Apenas no sábado, 19 de junho, a polícia invadiu o terreiro liderado por Tatá duas vezes. As perguntas eram sempre "Qual foi a última vez que vimos Lázaro?”. O representante sempre respondia que “não temos nenhuma vinculação, nem nossas casas, nem nossas tradições com crimes e qualquer situação civil que a polícia e a Justiça têm que dar conta”. Nesse caso, por despreparo, pressão, as casas e lideranças de matrizes religiosas foram colocadas sob suspeita.
O líder conta que não via problema de os policiais entrarem, afinal havia mato e córregos ao redor, seria fácil para o suspeito acessar o local. O real problema não eram as buscas, mas a tentativa de acusação sob o pretexto de uma relação do procurado com a religião que, aos olhos preconceituosos da sociedade, ainda é marginalizada e atacada.
— Em teoria, estávamos em uma situação de vulnerabilidade, em um local que o bandido poderia entrar. Éramos para ser protegidos e não os buscados.
Além da abordagem difícil, das falsas acusações e pressão psicológica, o pai de santo teve seu celular vasculhado, sem ordem judicial ou mandado. “O que foi quebrado não foi apenas um direito, mas todos os direitos de um cidadão e, além disso, de um espaço religioso”. No primeiro momento, naquela noite, 19 de junho de 2021, o pai achou que os policiais viriam para proteção, mas diferentemente de qualquer coisa, o que foi presenciado naquele dia foi uma inquisição religiosa.

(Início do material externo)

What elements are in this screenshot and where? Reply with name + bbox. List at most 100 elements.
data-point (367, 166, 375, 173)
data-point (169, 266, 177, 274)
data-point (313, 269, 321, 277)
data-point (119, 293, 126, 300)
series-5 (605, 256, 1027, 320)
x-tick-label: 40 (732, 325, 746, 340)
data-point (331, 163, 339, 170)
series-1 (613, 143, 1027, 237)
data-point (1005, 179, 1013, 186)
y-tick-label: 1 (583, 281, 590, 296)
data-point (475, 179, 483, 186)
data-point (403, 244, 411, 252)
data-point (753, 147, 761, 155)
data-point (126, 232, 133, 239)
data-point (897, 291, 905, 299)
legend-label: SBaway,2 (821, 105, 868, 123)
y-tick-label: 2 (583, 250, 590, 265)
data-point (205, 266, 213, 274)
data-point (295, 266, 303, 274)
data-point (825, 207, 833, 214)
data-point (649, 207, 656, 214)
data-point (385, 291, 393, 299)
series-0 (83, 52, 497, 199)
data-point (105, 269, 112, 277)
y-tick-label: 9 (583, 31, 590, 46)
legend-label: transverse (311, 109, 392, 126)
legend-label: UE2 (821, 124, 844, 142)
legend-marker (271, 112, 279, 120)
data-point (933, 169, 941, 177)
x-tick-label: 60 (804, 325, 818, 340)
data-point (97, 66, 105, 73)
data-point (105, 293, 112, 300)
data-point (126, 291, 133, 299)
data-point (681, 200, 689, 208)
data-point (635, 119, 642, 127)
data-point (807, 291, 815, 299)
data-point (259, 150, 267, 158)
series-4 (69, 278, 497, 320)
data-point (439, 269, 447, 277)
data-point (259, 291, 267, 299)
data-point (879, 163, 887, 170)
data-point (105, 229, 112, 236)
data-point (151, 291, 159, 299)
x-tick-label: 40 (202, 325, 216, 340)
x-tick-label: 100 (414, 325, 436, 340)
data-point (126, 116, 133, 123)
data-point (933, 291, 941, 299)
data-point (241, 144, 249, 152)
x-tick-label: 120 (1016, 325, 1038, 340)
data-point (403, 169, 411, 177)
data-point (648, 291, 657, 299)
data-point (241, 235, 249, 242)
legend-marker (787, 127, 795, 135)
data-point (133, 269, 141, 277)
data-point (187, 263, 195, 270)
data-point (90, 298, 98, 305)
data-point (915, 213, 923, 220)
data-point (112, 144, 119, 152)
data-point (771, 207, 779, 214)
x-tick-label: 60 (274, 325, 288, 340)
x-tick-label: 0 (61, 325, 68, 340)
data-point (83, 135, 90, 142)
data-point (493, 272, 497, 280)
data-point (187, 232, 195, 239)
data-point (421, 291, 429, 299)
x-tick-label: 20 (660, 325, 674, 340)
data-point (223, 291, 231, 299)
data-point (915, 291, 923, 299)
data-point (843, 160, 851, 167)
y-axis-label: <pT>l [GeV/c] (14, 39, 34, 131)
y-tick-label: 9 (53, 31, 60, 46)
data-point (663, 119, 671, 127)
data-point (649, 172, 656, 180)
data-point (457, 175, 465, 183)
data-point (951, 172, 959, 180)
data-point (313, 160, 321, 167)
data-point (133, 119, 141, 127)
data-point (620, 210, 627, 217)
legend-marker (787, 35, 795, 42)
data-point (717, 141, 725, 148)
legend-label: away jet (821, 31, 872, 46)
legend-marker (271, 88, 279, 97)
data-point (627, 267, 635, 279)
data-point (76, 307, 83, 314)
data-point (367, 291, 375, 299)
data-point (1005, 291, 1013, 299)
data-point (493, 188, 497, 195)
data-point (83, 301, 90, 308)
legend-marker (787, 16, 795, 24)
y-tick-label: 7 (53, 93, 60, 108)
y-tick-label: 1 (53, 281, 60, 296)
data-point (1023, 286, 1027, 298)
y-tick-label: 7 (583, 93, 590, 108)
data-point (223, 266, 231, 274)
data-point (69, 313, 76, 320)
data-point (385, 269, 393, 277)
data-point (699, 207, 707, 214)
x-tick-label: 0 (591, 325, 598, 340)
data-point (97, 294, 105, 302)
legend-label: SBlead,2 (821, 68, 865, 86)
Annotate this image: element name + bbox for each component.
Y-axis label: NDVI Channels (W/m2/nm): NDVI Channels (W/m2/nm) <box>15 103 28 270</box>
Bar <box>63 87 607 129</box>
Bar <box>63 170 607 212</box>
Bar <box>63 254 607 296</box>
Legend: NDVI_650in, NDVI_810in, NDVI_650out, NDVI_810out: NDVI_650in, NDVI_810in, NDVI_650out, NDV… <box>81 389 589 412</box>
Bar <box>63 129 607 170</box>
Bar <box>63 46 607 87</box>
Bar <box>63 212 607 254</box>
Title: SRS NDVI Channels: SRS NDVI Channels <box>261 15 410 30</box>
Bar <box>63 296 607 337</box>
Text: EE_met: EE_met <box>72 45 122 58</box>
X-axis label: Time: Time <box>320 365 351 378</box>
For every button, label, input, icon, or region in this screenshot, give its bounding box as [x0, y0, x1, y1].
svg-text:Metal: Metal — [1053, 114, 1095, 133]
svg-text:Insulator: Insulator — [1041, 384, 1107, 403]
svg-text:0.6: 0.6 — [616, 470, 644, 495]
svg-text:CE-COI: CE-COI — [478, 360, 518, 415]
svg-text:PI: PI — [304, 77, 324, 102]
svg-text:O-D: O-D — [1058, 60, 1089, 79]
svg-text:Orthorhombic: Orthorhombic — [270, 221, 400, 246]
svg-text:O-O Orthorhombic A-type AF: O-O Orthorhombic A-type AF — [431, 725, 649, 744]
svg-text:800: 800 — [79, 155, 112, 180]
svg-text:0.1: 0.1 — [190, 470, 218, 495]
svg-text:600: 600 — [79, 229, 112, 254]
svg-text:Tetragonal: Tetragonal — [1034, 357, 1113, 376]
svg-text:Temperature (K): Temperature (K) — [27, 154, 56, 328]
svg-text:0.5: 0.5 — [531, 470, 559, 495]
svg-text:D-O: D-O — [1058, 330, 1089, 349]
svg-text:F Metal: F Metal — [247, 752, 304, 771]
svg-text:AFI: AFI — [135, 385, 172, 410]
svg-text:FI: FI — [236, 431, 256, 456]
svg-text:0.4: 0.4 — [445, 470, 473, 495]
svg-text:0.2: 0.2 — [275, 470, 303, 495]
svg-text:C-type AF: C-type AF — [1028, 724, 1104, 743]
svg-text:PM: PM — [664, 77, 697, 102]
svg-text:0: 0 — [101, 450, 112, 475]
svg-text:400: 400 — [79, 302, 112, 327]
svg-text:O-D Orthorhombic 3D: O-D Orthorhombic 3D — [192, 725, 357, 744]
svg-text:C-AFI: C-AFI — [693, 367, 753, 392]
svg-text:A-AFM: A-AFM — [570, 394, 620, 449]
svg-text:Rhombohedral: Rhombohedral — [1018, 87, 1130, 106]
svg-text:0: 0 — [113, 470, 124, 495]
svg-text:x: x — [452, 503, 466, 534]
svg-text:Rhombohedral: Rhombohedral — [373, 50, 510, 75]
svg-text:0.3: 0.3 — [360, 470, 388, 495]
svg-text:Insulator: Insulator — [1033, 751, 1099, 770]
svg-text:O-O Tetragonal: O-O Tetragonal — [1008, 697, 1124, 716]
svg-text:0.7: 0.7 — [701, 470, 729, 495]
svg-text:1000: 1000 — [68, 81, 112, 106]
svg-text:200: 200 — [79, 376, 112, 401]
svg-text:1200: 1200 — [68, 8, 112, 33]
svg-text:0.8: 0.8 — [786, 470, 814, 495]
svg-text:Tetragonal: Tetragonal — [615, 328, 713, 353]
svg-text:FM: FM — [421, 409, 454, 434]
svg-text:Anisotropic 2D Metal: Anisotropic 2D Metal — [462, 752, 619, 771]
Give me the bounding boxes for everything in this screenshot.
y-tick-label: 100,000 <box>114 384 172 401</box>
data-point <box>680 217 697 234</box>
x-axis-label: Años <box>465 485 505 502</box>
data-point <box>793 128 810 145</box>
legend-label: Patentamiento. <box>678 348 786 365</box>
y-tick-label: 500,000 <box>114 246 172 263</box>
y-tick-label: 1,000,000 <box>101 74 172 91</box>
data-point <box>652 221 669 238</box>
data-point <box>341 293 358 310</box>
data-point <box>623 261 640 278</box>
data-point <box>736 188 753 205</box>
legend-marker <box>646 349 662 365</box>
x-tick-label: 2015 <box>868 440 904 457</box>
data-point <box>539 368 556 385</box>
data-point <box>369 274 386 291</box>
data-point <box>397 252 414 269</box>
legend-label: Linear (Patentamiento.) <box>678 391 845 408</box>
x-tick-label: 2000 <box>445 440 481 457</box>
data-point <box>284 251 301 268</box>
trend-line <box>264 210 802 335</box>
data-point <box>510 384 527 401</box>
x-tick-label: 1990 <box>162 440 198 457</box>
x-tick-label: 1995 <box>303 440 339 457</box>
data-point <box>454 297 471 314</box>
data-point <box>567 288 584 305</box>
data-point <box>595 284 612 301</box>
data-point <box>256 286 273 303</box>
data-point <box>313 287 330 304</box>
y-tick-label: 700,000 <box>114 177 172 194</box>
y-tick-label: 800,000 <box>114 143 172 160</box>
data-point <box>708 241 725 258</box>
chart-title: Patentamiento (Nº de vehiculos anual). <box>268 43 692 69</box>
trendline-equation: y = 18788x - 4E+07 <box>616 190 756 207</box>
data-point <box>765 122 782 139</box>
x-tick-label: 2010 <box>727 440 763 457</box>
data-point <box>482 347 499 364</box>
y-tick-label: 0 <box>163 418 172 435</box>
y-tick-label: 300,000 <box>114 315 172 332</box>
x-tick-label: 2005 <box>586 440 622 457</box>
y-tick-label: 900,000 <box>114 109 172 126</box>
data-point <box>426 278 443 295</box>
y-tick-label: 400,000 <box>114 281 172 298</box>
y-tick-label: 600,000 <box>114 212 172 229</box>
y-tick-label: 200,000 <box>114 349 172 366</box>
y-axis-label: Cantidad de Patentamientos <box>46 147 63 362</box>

— Isso foi o que mais me assustou, que momento é esse, o que estamos vivendo? Estamos voltando à inquisição? Vamos, de novo, eleger bruxos e bruxas e queimá-los na fogueira? A história vai novamente salvar quem queimou e não quem foi queimado? É isso? O país não é laico? Então, por que o direcionamento dos policiais tinha um caráter político religioso dominante do Estado?
Após os acontecimentos relatados no dia 19 de junho de 2021, o terreiro do Pai Francisco recebeu visitas seguidas, que duraram cerca de 5 dias. Nas visitas seguintes, as abordagens foram mais amenas, o líder conseguiu oferecer café e mostrar os locais onde os policiais poderiam procurar. No fim da conversa, ele ressalta:
— Nós também queríamos a prisão de Lázaro, mas o que aconteceu não foi certo. Queriam desmoralizar nossa religião, vieram sem distintivo, sem nome e sem identificação. A única coisa que descobri foi que, os que tiveram a abordagem violenta, eram do Bope do estado de Goiás.
Pai Francisco não conseguiu prestar a denúncia, porque não havia provas concretas de que uma agressão psicológica havia acontecido.